Analysis: The power of review is not inherent and, in the absence of an express provision in the Insolvency and Bankruptcy Code, 2016, the Adjudicating Authority could not reopen its final order merely because a different view was suggested. The record disclosed no clerical, arithmetical, or procedural mistake that could be corrected as a rectification. The alleged grievances required reconsideration of the merits and therefore lay outside the scope of review or rectification jurisdiction.
Conclusion: The request for review or rectification was rightly rejected and the appellants were not entitled to relief on this issue.
Issue (ii): Whether the order attaching the property and directing its public auction suffered from any error apparent on the record, lack of jurisdiction, or other legal infirmity warranting interference.
Analysis: The property was found to have been acquired through funds of the corporate debtor, with the loan repaid from the corporate debtor's accounts, while the sale deed stood in the name of the ex-director.

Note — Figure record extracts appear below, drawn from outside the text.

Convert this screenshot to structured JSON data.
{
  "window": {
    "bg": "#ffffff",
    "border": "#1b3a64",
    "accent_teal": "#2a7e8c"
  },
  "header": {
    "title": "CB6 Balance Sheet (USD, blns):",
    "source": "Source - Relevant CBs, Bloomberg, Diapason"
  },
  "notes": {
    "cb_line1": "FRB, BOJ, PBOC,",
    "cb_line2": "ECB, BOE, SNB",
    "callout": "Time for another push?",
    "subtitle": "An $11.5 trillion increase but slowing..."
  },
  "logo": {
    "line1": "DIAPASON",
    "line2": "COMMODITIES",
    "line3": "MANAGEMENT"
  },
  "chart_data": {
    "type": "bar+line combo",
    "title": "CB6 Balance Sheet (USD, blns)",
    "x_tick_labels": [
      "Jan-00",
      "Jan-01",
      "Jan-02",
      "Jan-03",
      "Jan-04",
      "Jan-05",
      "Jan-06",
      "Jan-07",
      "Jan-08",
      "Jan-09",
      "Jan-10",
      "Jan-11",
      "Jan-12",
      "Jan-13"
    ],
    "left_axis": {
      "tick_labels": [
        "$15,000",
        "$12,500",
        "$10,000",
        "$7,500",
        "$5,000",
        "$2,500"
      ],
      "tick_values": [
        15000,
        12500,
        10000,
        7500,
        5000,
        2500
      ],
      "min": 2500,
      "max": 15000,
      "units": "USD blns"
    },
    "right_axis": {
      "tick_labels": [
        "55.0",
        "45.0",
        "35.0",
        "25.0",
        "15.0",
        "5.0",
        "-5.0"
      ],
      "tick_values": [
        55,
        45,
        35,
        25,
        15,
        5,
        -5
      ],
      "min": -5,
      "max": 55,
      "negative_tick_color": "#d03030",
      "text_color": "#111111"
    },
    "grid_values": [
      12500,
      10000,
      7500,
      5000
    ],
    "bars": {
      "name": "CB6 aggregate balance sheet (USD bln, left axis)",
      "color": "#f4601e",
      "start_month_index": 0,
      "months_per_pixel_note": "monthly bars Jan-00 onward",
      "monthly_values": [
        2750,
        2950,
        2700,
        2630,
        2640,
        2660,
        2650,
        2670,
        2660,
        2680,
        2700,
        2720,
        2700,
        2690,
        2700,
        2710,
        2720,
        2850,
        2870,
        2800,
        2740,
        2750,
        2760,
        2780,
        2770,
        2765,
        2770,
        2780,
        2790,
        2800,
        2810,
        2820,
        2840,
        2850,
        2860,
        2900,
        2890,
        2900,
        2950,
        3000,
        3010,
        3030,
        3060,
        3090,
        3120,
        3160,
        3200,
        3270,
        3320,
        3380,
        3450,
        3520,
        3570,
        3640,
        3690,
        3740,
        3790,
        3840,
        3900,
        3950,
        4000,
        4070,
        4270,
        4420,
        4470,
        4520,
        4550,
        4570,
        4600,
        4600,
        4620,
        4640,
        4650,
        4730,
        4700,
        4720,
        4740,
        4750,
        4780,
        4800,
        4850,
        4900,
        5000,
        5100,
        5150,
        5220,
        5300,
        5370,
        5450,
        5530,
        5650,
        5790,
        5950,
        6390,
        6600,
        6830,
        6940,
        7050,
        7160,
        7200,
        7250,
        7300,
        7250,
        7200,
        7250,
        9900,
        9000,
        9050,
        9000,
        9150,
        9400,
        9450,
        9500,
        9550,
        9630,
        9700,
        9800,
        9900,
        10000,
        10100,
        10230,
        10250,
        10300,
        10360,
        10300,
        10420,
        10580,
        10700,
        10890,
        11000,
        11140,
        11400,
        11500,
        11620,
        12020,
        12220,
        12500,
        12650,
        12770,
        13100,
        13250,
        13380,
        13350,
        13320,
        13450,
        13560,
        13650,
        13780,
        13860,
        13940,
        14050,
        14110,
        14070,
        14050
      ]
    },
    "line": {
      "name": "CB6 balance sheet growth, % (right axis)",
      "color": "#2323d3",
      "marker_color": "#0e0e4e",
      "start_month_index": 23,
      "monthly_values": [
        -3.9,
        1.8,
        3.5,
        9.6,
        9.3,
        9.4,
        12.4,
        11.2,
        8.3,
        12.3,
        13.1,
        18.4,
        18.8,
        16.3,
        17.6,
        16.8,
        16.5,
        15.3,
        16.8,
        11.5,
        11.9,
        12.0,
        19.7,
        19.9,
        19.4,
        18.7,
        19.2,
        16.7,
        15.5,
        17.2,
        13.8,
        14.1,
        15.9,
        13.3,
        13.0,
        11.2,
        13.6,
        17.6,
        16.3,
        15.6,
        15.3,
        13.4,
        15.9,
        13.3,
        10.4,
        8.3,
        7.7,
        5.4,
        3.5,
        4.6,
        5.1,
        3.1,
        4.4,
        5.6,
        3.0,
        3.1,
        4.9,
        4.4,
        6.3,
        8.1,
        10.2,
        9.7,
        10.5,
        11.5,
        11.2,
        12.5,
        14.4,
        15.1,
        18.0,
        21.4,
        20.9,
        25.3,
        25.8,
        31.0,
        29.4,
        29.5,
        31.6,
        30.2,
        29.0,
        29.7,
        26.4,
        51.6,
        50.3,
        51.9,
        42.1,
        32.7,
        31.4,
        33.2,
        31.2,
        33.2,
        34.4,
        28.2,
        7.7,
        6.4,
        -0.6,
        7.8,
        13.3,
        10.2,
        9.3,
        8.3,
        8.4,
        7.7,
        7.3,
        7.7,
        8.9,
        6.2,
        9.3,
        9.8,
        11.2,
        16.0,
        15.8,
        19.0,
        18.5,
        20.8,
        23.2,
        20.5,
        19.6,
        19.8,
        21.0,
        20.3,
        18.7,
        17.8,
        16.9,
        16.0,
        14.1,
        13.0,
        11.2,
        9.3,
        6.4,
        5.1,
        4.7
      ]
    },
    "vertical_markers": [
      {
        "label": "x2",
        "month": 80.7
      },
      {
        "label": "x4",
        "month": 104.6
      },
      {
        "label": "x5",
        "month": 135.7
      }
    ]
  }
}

On the forensic material, the Adjudicating Authority treated the asset as belonging to the corporate debtor and acted within the liquidation framework to protect and realise the estate. The objections based on limitation, benami law, and alleged lack of jurisdiction did not disclose a patent error, and the transaction fell within the ambit of fraudulent conduct addressed by the Code.
Conclusion: The attachment and consequential directions were upheld and no interference was warranted.
Final Conclusion: The impugned orders were sustained in full, and the appeal failed.
Ratio Decidendi: In insolvency proceedings, an adjudicating authority cannot exercise review jurisdiction in the absence of express statutory power, and where evidence shows that an asset was purchased from corporate debtor funds but registered in the name of an ex-director, the tribunal may treat it as a corporate asset and direct attachment and realisation in liquidation.